Recommandations médicales : choisir les meilleures

Par le 14 mars 2023, actualisé le 14 Mar 23.

Chaque année, des centaines de recommandations sont publiées pour dire "ce qu'il faut faire" dans le domaine de la santé. Impossible de les lire toutes, et de toutes les appliquer. D'autant plus qu'elles se contredisent.
Comment trier les recommandations pour choisir les plus utiles et les meilleures ? Cette question intéresse autant les patients que les professionnels de santé.

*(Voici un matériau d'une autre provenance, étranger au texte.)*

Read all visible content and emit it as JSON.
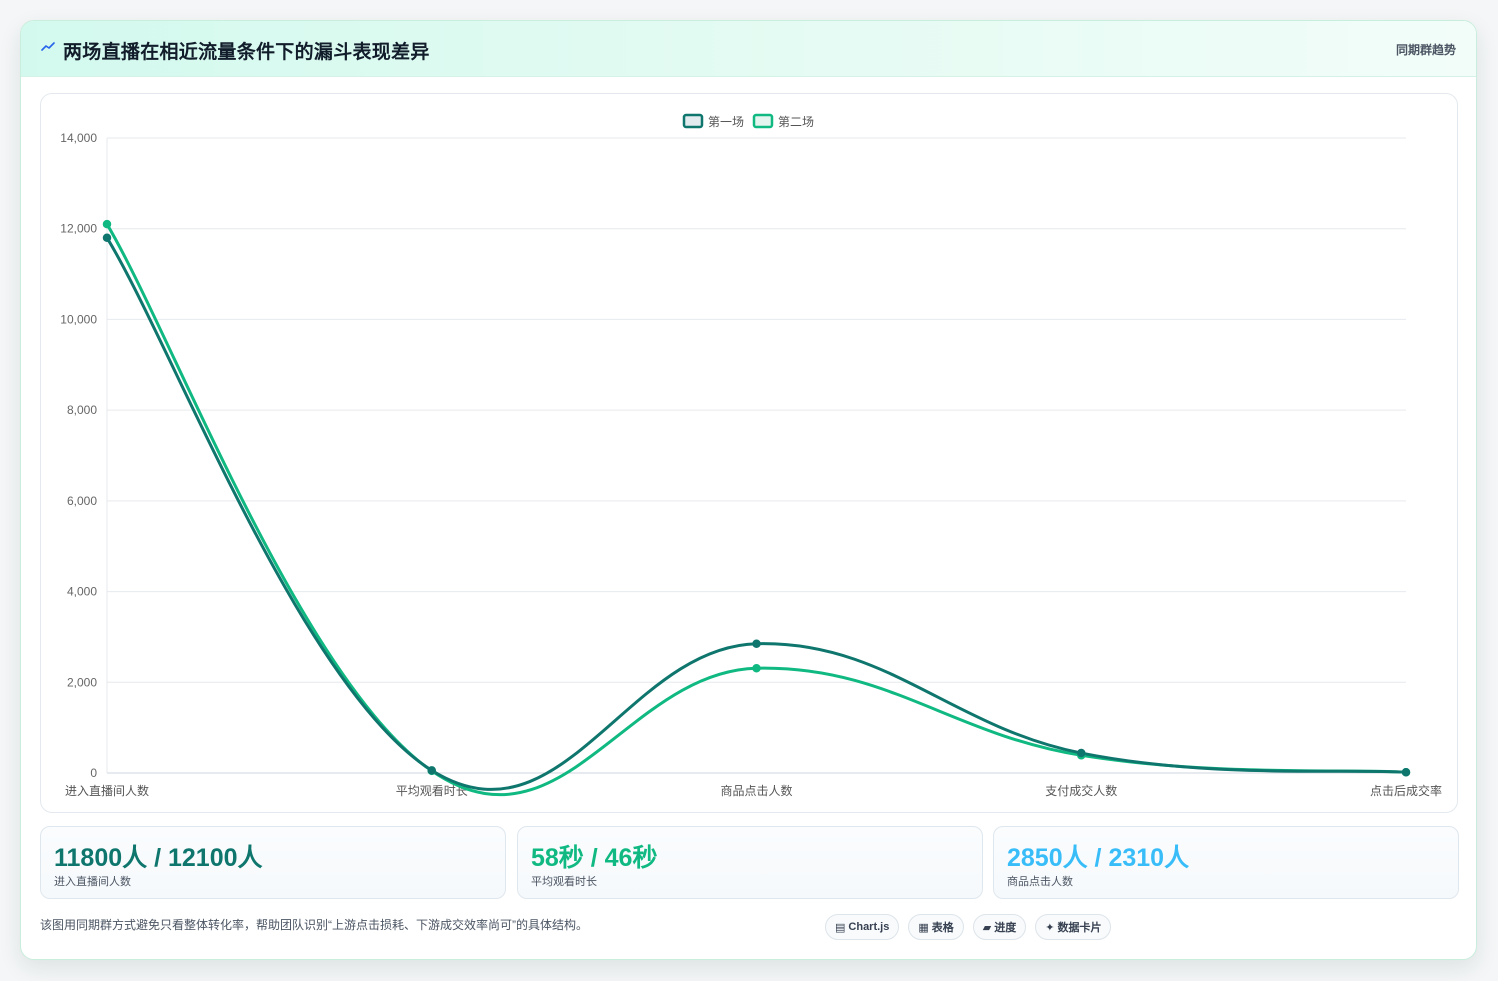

Sur ce blog anti-Dr Knock, vous avez peut-être remarqué que je vous propose parfois de ne pas suivre certaines recommandations. Par exemple, sauf dans de rares exceptions, je propose de ne pas doser la vitamine D chez les enfants et les adultes en bonne santé et de ne pas utiliser d'antibiotique pour soigner les angines. Je propose aussi de ne pas donner de lait artificiel aux nourrissons allaités, contrairement à ce que recommande la société française d'allergologie.

À l'inverse, je vous propose souvent de suivre les recommandations de la rédaction Prescrire - en particulier ses recommandations d'utiliser ou de ne pas utiliser des médicaments qui ont pourtant tous été approuvés par l'agence du médicament française ou européenne.
Ces propositions (suivre ou ne pas suivre telle ou telle recommandation), je ne les fais pas par hasard. Au contraire, elles découlent d'une démarche rigoureuse qui permet de trier les recommandations qui sont ou qui ne sont pas fiables.

Qu'est-ce qu'une recommandation de bonne qualité

Plusieurs critères permettent de déterminer la fiabilité et plus généralement la qualité d'une recommandation médicale. Ils ont été formalisés dans une grille d'évaluation adoptée au niveau international au début des années 2000 : la grille AGREE.
Ces critères concernent :

  • La définition des objectifs. On doit savoir pour qui et pourquoi les recommandations ont été élaborées. Et à quelle population elles s'appliquent.

  • L'indépendance de la rédaction. Le commanditaire des recommandations (société savante, organisme public, etc.) ne doit pas avoir influencé les recommandations. Les éventuels liens d'intérêt de tous ceux qui ont participé à l'élaboration des recommandations doivent être connus et publiés. Se méfier des liens d'intérêt avec les industriels du médicament, de l'alimentation ou de l'imagerie médicale (par exemple), mais aussi avec des groupes de pression professionnels (médecins ou autres professions de santé, hôpitaux, cliniques…)
    L'absence totale de liens d'intérêts est évidemment préférable !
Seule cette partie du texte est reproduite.